Tilda Swinton procura respostas em “Memória”, de Apichatpong Weerasethakul
“Que som foi este?” é por certo uma pergunta que fazemos a nós próprios com frequência. Terá sido a televisão? O telemóvel? Alguém na rua? São estas e outras questões que atormentam Tilda Swinton na nova obra do cineasta Apichatpong Weerasethakul, “Memória” – primeira vez na sua carreira que filma fora da Tailândia.
O filme teve estreia mundial durante a última edição do Festival de Cinema de Cannes. Apichatpong já fora muito celebrado aqui: em 2010, o júri presidido por Tim Burton atribuiu ao seu filme, “O Tio Boonmee que se Lembra das Suas Vidas Anteriores”, a Palma d’Ouro. “Memória”, por sua vez, recebeu o Prémio do Júri, honra que é considerada uma medalha de bronze.
A ação decorre em Bogotá, na Colômbia, onde Jessica (Swinton) se encontra de visita à sua irmã Karen, hospitalizada em circunstâncias misteriosas. Karen especula se não terá sido um cão a amaldiçoá-la. O seu marido, por outro lado, teme que se trate de um feitiço lançado por indígenas da floresta amazónica. Quem sabe.
A visita de Jessica muda de rumo quando começa a ouvir sons, ou melhor, um som muito particular, como um estrondo repentino. Recorrente mas de frequência imprevisível: ouve-o a meio da noite, na rua, no restaurante, junto ao rio. Será este som ouvido por outras pessoas? Será o som repercutido nos objetos? O certo é que, por várias vezes, os alarmes dos carros na rua disparam em simultâneo.
Jessica decide então procurar ajuda junto de um engenheiro de som, num estúdio de gravação.

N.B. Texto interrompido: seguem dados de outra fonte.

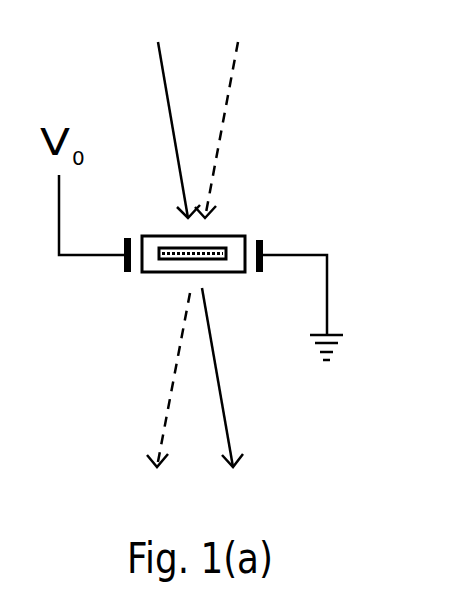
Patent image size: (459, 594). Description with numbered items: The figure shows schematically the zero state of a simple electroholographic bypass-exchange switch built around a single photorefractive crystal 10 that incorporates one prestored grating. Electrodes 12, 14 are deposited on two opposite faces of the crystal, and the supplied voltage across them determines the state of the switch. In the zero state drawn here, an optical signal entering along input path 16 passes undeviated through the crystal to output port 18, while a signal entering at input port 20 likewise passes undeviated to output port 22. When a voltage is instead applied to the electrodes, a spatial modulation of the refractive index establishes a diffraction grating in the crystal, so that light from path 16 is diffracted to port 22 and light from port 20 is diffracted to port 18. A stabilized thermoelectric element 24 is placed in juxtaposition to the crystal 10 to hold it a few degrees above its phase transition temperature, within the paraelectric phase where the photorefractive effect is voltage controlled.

The photorefractive crystal 10 is at (224, 237).
The electrode 12 is at (120, 263).
The electrode 14 is at (270, 242).
The input path 16 is at (170, 109).
The output port 18 is at (225, 400).
The input port 20 is at (222, 109).
The output port 22 is at (161, 403).
The thermoelectric element 24 is at (166, 258).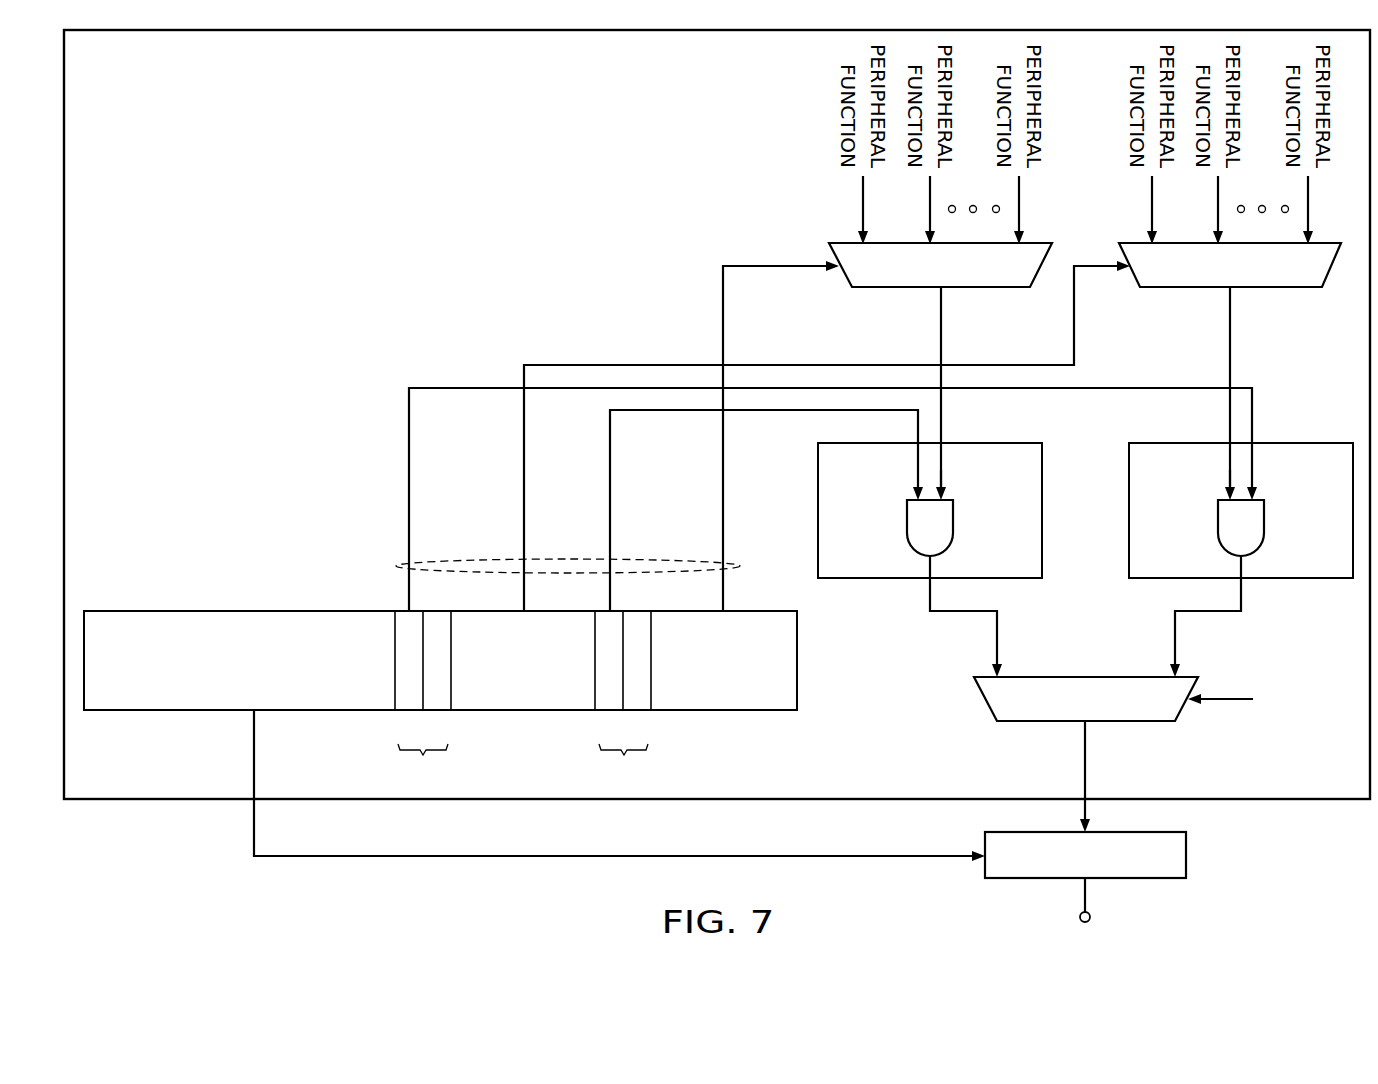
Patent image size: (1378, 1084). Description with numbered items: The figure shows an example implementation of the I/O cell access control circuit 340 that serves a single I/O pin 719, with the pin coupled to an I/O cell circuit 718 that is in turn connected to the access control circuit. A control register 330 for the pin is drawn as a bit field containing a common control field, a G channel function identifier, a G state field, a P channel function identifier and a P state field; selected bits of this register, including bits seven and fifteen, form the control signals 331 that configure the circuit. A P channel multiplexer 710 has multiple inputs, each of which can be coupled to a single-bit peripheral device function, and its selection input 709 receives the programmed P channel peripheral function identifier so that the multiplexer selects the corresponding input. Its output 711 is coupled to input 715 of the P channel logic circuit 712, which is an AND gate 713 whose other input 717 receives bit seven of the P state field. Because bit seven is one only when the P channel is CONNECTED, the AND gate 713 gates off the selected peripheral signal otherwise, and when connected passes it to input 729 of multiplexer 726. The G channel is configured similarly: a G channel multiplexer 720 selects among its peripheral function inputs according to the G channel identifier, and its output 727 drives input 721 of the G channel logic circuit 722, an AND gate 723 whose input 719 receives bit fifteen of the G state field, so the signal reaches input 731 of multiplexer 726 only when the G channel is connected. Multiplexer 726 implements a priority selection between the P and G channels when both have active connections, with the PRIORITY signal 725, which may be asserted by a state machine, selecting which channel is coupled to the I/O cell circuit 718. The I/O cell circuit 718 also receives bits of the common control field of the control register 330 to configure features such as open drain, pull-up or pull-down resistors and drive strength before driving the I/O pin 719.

The I/O cell access control circuit 340 is at (430, 245).
The control register 330 is at (810, 673).
The control signals 331 is at (395, 567).
The selection input 709 is at (840, 276).
The P channel multiplexer 710 is at (908, 289).
The output 711 is at (945, 291).
The G channel multiplexer 720 is at (1198, 289).
The output 727 is at (1235, 291).
The P channel logic circuit 712 is at (881, 537).
The AND gate 713 is at (954, 527).
The input 715 is at (953, 497).
The input 717 is at (906, 497).
The G channel logic circuit 722 is at (1193, 537).
The AND gate 723 is at (1265, 527).
The I/O pin 719 is at (1264, 497).
The input 721 is at (1217, 497).
The input 729 is at (991, 670).
The input 731 is at (1181, 670).
The PRIORITY signal 725 is at (1220, 703).
The multiplexer 726 is at (1118, 723).
The I/O cell circuit 718 is at (1128, 880).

Segue-se uma cena fascinante. Ora, Jessica deseja que o engenheiro replique o ruído que a persegue, mas depara-se com a impossibilidade de traduzir um som por palavras. Vemo-la a tentar descrever o som como “redondo”, “de betão” e “terreno” – uma palavra curiosa para descrever um som algo espiritual. Vemos o engenheiro confuso perante a tarefa de reproduzir um som que nunca ouviu. É delicioso. Uma das melhores cenas do ano.
“Memória” é, assim, um filme de perguntas. Perguntas estas que, infelizmente, Apichatpong decide responder nos últimos trinta minutos. Uma decisão que trai a ambiguidade que até então tornara o seu filme tão interessante. Pior ainda, a explicação que inventa assenta em ficção científica. Neste aspeto, faz lembrar o recente “Old”, no qual M. Night Shyamalan insiste em justificar um filme que não necessitava de justificação.
Um elogio final à bela fotografia a cargo de Sayombhu Mukdeeprom, diretor de fotografia de filmes como “As Mil e uma Noites” (Miguel Gomes, 2015) e “Call Me By Your Name” (Luca Guadagnino, 2017).